ANNULLATO IL NO ALL’ANALISI DEI REPERTI

Si riapre l’ennesimo capitolo legato alla tanto discussa vicenda sui 54 campioni di Dna costati la condanna in via definitiva all'ergastolo di Massimo Bossetti, in carcere per l'omicidio di Yara Gambirasio. La prima sezione penale della Corte di Cassazione ha annullato con rinvio l'ordinanza del 21 novembre scorso della Corte di assise di Bergamo, che, in sede di esecuzione, aveva negato alla difesa del carpentiere di Mapello, il diritto di accedere ai reperti confiscati ai fini dello svolgimento di indagini difensive in vista dell'eventuale revisione del processo. La Corte di assise dovrà consentire alla difesa di Bossetti la ricognizione dei reperti, nei limiti già autorizzati in precedenti provvedimenti, stabilendo contestualmente le opportune cautele idonee a garantirne l'integrità. La Corte dovrà valutare la concreta possibilità di nuovi accertamenti tecnici e la loro non manifesta inutilità. "In attesa di leggere il provvedimento della Cassazione, e in base a quanto apprendiamo, siamo molto contenti: ora iniziamo il percorso per dimostrare che quel Dna non è di Massimo Bossetti". Sono parole di Claudio Salvagni, difensore di Bossetti.
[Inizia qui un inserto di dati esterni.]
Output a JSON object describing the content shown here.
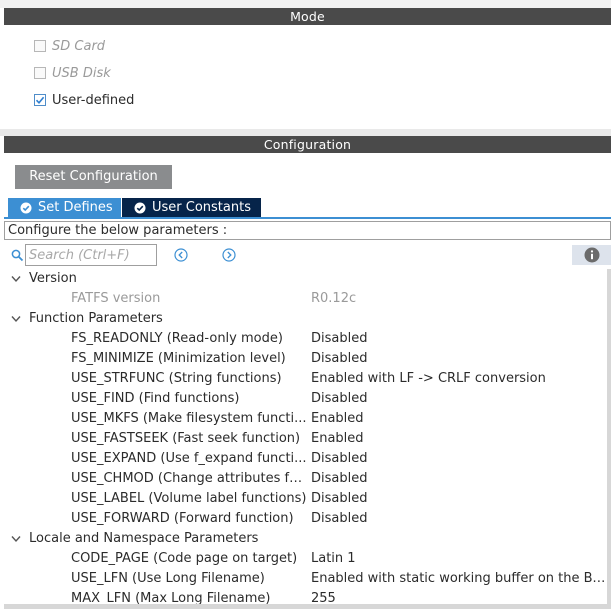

In sostanza, per la prima volta dall'inizio del caso Yara, la difesa del condannato potrebbe visionare gli abiti della vittima - dove è stata trovata la traccia mista di Dna che è costato l'ergastolo a Bossetti -, e potrebbe avere accesso ai 54 campioni di Dna sulla cui conservazione si è molto discusso. All'esito della ricognizione, se la difesa avanzerà nuova specifica richiesta, i giudici di assise dovranno valutare la concreta possibilità di nuovi accertamenti tecnici e la loro non manifesta inutilità. La parola ora torna di nuovo alla Corte d'Assise di Bergamo, che ha respinto la richiesta più volte.